The total page count is about 120 pages and the final fifth or so of that is pieces relating to Fabio Montale. There’s a definite bottom-of-the-drawer sense to these. They consist of a short story; a short piece by Izzo where he talks about Montale’s character in the course of which he discusses the ending of the Marseilles trilogy, which I haven’t finished yet; then some lists of places Fabio Montale likes to visit, music that relates to each book of the trilogy and finally some books Montale likes (or which are otherwise relevant to him).
Ultimately, Garlic, Mint and Sweet Basil has some lovely essays which shine with a warm humanity which I think most readers would find hard to resist. Izzo’s billets would work well on the back page of a magazine or in a features section of a newspaper, amusing or mildly provoking the reader. The trouble is there just aren’t very many of them. By the time you throw in the Montale stuff at the end there’s a sense that there wasn’t really enough material for a full book.
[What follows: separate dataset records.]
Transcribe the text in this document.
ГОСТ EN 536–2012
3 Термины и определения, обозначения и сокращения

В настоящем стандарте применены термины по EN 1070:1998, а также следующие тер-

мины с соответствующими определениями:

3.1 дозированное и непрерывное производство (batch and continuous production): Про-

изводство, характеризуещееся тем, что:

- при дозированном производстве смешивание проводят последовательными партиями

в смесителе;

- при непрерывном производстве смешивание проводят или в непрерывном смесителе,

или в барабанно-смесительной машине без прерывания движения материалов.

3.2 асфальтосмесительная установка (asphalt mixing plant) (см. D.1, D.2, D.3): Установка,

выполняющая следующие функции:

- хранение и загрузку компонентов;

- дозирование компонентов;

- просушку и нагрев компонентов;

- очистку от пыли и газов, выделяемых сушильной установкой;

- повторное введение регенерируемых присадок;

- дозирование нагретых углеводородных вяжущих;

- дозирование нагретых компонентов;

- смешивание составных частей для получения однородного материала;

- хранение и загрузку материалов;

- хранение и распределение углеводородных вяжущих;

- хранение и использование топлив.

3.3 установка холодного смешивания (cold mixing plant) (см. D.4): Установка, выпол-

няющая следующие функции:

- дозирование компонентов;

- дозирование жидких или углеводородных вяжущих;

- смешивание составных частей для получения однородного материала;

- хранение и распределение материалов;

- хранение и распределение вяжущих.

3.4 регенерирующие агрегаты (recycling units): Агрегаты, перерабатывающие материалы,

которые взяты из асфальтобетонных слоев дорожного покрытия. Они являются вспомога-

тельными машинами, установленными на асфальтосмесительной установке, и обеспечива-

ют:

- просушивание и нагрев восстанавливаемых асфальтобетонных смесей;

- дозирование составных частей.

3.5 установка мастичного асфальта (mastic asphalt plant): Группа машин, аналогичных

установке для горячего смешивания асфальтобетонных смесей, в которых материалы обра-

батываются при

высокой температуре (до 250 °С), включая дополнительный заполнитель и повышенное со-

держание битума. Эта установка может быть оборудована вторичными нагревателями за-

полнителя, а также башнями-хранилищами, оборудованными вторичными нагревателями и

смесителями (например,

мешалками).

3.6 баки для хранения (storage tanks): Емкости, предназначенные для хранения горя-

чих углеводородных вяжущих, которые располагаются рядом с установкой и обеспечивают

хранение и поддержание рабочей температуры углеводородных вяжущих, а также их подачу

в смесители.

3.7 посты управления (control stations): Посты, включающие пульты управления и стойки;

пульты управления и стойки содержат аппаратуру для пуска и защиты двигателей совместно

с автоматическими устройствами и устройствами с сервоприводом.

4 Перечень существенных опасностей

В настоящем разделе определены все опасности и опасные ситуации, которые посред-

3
To end with an analogy I hope Izzo might have appreciated, this is a meal consisting of a great starter, a tasty but too small main course and a pudding (in the shape of the massive spoiler) which leaves something of a sour taste. For all that though, if you have read the trilogy or are prepared to skip the Montale essay this is still worth reading, just don’t expect it to fill you up.
The Sea Close By, by Albert Camus, translated by Hamish Hamilton and Justin O’Brien
That takes me on to the second book of my train trip, a reissue by Penguin of two Camus essays – The Sea Close By (1954) and Summer in Algiers (1938).
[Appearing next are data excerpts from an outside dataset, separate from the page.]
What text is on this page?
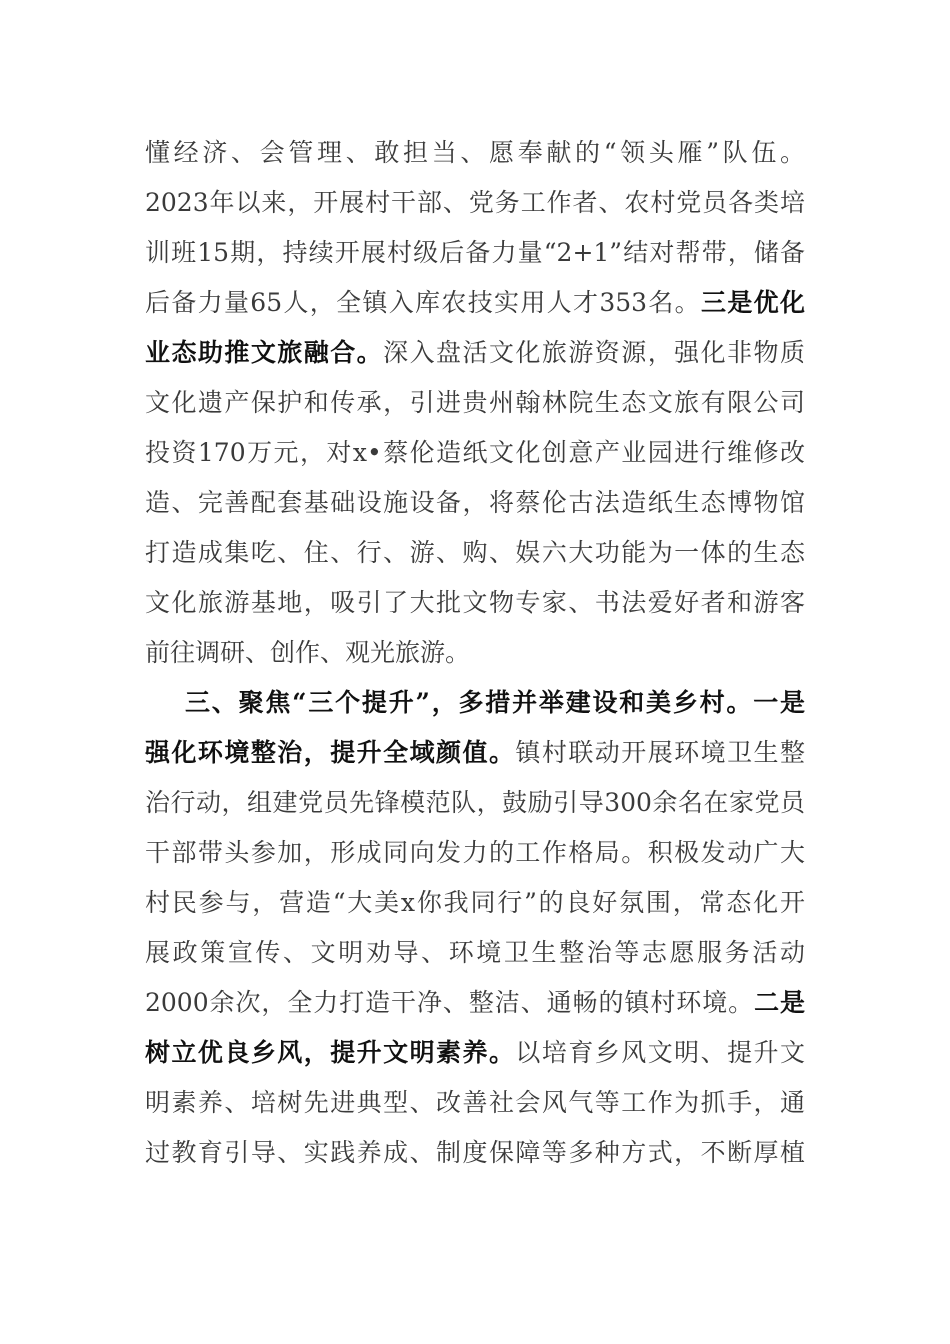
懂经济、会管理、敢担当、愿奉献的“领头雁”队伍。
2023年以来，开展村干部、党务工作者、农村党员各类培
训班15期，持续开展村级后备力量“2+1”结对帮带，储备
后备力量65人，全镇入库农技实用人才353名。三是优化
业态助推文旅融合。深入盘活文化旅游资源，强化非物质
文化遗产保护和传承，引进贵州翰林院生态文旅有限公司
投资170万元，对x•蔡伦造纸文化创意产业园进行维修改
造、完善配套基础设施设备，将蔡伦古法造纸生态博物馆
打造成集吃、住、行、游、购、娱六大功能为一体的生态
文化旅游基地，吸引了大批文物专家、书法爱好者和游客
前往调研、创作、观光旅游。
三、聚焦“三个提升”，多措并举建设和美乡村。一是
强化环境整治，提升全域颜值。镇村联动开展环境卫生整
治行动，组建党员先锋模范队，鼓励引导300余名在家党员
干部带头参加，形成同向发力的工作格局。积极发动广大
村民参与，营造“大美x你我同行”的良好氛围，常态化开
展政策宣传、文明劝导、环境卫生整治等志愿服务活动
2000余次，全力打造干净、整洁、通畅的镇村环境。二是
树立优良乡风，提升文明素养。以培育乡风文明、提升文
明素养、培树先进典型、改善社会风气等工作为抓手，通
过教育引导、实践养成、制度保障等多种方式，不断厚植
These are short pieces by Camus, written at different ends of his life but sharing common themes. They’re both effortlessly quotable, even at his slightest Camus has a wonderful prose style. These are summer essays, drenched in heat and light. They’re lovely to read, but surprisingly hard to remember even moments afterwards (save perhaps for an impression of light glittering across the waves, but perhaps that’s fitting given Camus’ philosophy).
The famous Camusian existentialism (absurdism, properly speaking) makes its appearance here, but perhaps less harshly than in some of his more famous works. This sentence, for me clearly born of a Catholic upbringing, is I think tremendously powerful:
For if there is a sin against life, it consists perhaps not so much in despairing of life as in hoping for another life and in eluding the implacable grandeur of this life.
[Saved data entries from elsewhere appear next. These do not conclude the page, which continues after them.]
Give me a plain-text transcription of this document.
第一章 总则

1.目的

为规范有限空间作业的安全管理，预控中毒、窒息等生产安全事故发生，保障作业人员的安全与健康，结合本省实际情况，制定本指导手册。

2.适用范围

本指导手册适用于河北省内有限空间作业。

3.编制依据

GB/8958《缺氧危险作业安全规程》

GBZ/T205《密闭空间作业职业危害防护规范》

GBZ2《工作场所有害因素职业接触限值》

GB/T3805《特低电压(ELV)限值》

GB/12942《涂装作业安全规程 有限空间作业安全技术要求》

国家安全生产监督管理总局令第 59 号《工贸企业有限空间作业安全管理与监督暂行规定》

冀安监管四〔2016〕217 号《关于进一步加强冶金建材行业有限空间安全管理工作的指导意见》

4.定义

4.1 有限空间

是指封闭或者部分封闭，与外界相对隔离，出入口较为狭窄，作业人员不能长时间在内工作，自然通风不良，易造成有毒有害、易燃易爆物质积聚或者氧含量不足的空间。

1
Unfortunately, it’s all rather undercut by the description of the Algerians themselves, which is colonialist if you’re feeling kind and just plain racist if you’re not. Camus here treats Algerians as a form of noble savage, people in touch with some essence of life but devoid of culture. They are beautiful animals to him, denied their own interiority:
Here intelligence has no place as in Italy. This race is indifferent to the mind. It has a cult for an admiration of the body.
It’s an ugly note and one that for me rather poisoned the whole piece. Izzo romanticises, but he makes himself part of what he romanticises and he does so I think knowingly, because he’s creating a dream of a better Europe. Camus here romanticises as a tourist, rendering human beings into scenery.
There’s actually a lot more to it than that of course, and like all Camus pieces it’s easy to dig deeper and pull out much more meaning (so why haven’t I? I read these months ago and quite frankly they just don’t stick in the memory the way, say, The Stranger does). Still, it’s a slight read with some unfortunately patrician undertones and I think there’s a reason this part of the Camus back-catalogue isn’t better remembered. Lovely cover though.